Brokers play safe, shift to insurers with stronger capital base

Big brokers report organic growth in 2014 despite headwinds

Insurance brokers’ preference for companies with stronger capital base is driving the direction of businesses to underwriters in the 2021 renewal season.

The brokers, who control 70 percent of total market share as major intermediary in insurance businesses, are playing safe, giving their businesses to insurers who they believe will not have issues in new regulatory capital.

BusinessDay investigation shows that though the recapitalisation exercise embarked on by the industry has been halted by a court order instituted by a set of shareholders, this is playing a key role in the direction of business this year.

“It is true that the recapitalisation exercise has been halted by a court order, but brokers are using the outcome so far to measure which companies to give business,” said an insurance CEO who does not want his name mentioned.

“The brokers will want to play safe. They will not want to give business to companies they cannot guarantee their survival in the new capital requirement, or that cannot be able to pay claims when risk crystallises,” the CEO said.

According to him, recapitalisation is halted but it is determining brokers ‘ choice for business placement in the 2021 renewal season.

Read also: Insurance recapitalisation, though halted inspired confidence in consumers: Orimolade

The CEO also noted that though the recapitalisation exercise is halted at the moment, forward-looking insurers are not resting on their oars to make sure they complete their capital requirements on schedule.

“For us in our own organisation, we are going ahead to finish the recapitalisation plan irrespective of the court order. After all, it is for our own advantage,” the CEO said.

Fatai Adegbenro, executive secretary, Nigerian Council of Registered Insurance Brokers (NCRIB), in a telephone interview with BusinessDay, said he was not sure that the recapitalisation would affect business placement since no company has been declared failed or bankrupt.

He, however, noted that it is within the professional dictates of the insurance brokers to place their business (risks) with underwriters that have the capacity to serve their clients well, which is being able to pay claims when it arises.
Justice Aneke of the Lagos Division of the Federal High Court had on December 21, 2020 restrained the National Insurance Commission (NAICOM) from taking any further steps in implementing its deadline date for insurance and reinsurance companies recapitalisation exercise.

The judge had delivered the ruling in an ex-parte application brought before the court by the Incorporated Trustees of the Pragmatic Shareholders’ Association of Nigeria.

In the motion, marked FHC/L/CS/1797/2020, filed on December 15, 2020, and moved on behalf of the group by their lawyer, I.C. Ifedora, the applicant prayed the court for an order of interim injunction restraining the defendant and its agents from taking further steps in the recapitalisation process in the insurance industry pending the hearing and determination of its motion on notice before the court.

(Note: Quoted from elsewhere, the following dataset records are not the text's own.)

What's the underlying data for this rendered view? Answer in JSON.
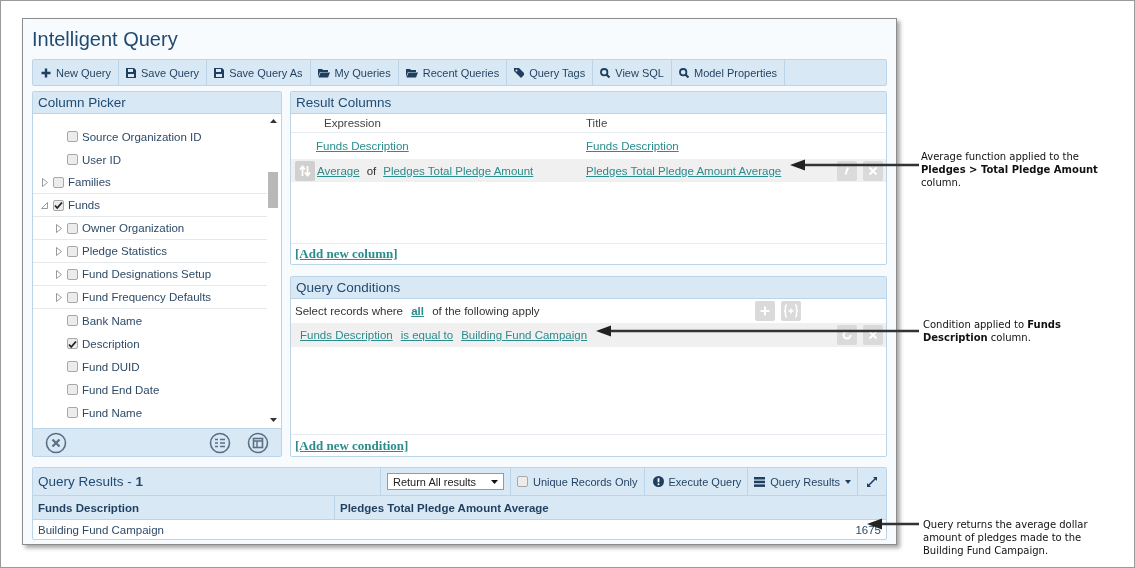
{
  "window": {
    "title": "Intelligent Query"
  },
  "toolbar": [
    "New Query",
    "Save Query",
    "Save Query As",
    "My Queries",
    "Recent Queries",
    "Query Tags",
    "View SQL",
    "Model Properties"
  ],
  "column_picker": {
    "title": "Column Picker",
    "tree": [
      {
        "children": [
          {
            "label": "Source Organization ID",
            "checked": false
          },
          {
            "label": "User ID",
            "checked": false
          }
        ]
      },
      {
        "label": "Families",
        "checked": false,
        "expanded": false
      },
      {
        "label": "Funds",
        "checked": true,
        "expanded": true,
        "children": [
          {
            "label": "Owner Organization",
            "checked": false,
            "expanded": false
          },
          {
            "label": "Pledge Statistics",
            "checked": false,
            "expanded": false
          },
          {
            "label": "Fund Designations Setup",
            "checked": false,
            "expanded": false
          },
          {
            "label": "Fund Frequency Defaults",
            "checked": false,
            "expanded": false
          },
          {
            "label": "Bank Name",
            "checked": false
          },
          {
            "label": "Description",
            "checked": true
          },
          {
            "label": "Fund DUID",
            "checked": false
          },
          {
            "label": "Fund End Date",
            "checked": false
          },
          {
            "label": "Fund Name",
            "checked": false
          }
        ]
      }
    ]
  },
  "result_columns": {
    "title": "Result Columns",
    "columns": [
      "Expression",
      "Title"
    ],
    "rows": [
      {
        "expression": [
          {
            "kind": "link",
            "text": "Funds Description"
          }
        ],
        "title": "Funds Description",
        "selected": false
      },
      {
        "expression": [
          {
            "kind": "link",
            "text": "Average"
          },
          {
            "kind": "text",
            "text": "of"
          },
          {
            "kind": "link",
            "text": "Pledges Total Pledge Amount"
          }
        ],
        "title": "Pledges Total Pledge Amount Average",
        "selected": true
      }
    ],
    "add_link": "[Add new column]"
  },
  "query_conditions": {
    "title": "Query Conditions",
    "intro_before": "Select records where",
    "match": "all",
    "intro_after": "of the following apply",
    "conditions": [
      {
        "parts": [
          "Funds Description",
          "is equal to",
          "Building Fund Campaign"
        ],
        "selected": true
      }
    ],
    "add_link": "[Add new condition]"
  },
  "query_results": {
    "title": "Query Results - **1**",
    "return_mode": "Return All results",
    "unique_records": {
      "label": "Unique Records Only",
      "checked": false
    },
    "execute": "Execute Query",
    "results_menu": "Query Results",
    "columns": [
      "Funds Description",
      "Pledges Total Pledge Amount Average"
    ],
    "rows": [
      [
        "Building Fund Campaign",
        "1675"
      ]
    ]
  },
  "callouts": [
    {
      "text": "Average function applied to the **Pledges > Total Pledge Amount** column."
    },
    {
      "text": "Condition applied to **Funds Description** column."
    },
    {
      "text": "Query returns the average dollar amount of pledges made to the Building Fund Campaign."
    }
  ]
}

NAICOM had on June 3, 2020, extended insurance companies recapitalisation deadline to September 30, 2021, with first phase to end December 31, 2020.

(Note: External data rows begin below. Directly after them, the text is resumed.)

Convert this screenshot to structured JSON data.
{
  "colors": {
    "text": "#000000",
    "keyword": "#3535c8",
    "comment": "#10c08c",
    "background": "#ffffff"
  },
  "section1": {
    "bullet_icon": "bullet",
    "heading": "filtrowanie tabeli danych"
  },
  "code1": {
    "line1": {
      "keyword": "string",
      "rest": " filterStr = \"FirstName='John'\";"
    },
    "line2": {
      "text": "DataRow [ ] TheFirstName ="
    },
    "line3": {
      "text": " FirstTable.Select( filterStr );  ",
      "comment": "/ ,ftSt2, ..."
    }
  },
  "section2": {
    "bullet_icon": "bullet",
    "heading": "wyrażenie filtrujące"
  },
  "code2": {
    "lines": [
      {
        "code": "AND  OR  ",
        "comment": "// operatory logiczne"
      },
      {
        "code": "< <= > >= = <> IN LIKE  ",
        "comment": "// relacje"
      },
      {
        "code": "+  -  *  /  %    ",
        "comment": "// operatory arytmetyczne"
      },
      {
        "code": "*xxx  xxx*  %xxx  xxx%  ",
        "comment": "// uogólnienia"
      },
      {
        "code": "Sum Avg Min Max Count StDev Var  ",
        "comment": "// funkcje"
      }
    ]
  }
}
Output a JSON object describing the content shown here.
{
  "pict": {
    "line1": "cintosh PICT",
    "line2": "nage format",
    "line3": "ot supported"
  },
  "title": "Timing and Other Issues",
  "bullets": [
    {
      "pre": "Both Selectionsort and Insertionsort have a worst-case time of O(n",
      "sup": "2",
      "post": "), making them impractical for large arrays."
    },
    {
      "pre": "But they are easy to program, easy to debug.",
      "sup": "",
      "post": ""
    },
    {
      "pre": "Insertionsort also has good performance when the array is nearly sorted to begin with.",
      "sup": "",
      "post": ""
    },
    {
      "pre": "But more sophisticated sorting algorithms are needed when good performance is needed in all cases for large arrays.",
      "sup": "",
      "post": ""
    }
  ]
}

NAICOM said the segmentation of minimum paid-up share capital requirement for Insurance and Reinsurance Companies will run in two phases as follows: 50 percent of the minimum paid-up capital for insurance and 60 percent for reinsurance shall be met by December 31, 2020, while they will be required to fully comply with approved minimum paid up capital not later than September 30, 2021.

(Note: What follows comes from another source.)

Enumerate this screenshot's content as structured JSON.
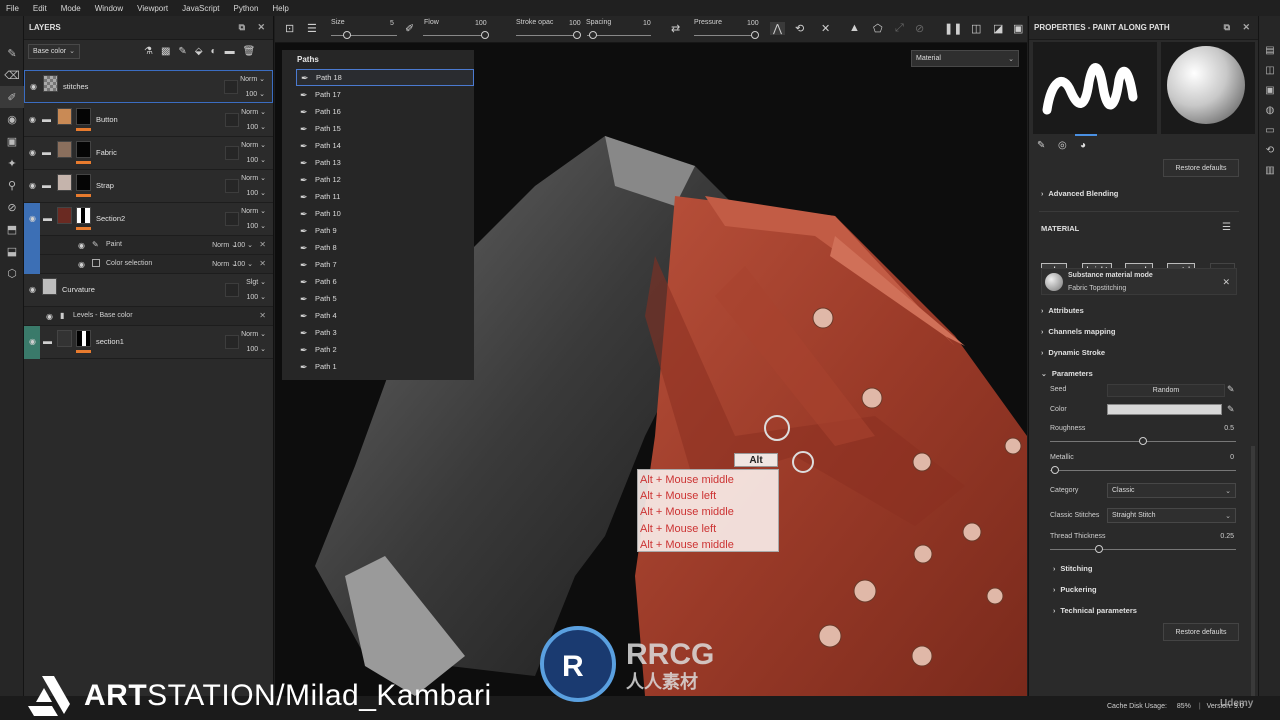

The segmentation shows life companies operating currently with N2 billion will increase to N4 billion as first phase and N8 billion in the second phase; general business companies operating currently with N3 billion will increase to N5 billion as first phase and N10 billion by second phase; composite business operating currently with N5 billion will increase to N9 billion at first phase, and N18 billion at second phase; while reinsurance companies currently with N10 billion will increase to N12 billion as first phase and N20 billion in second phase.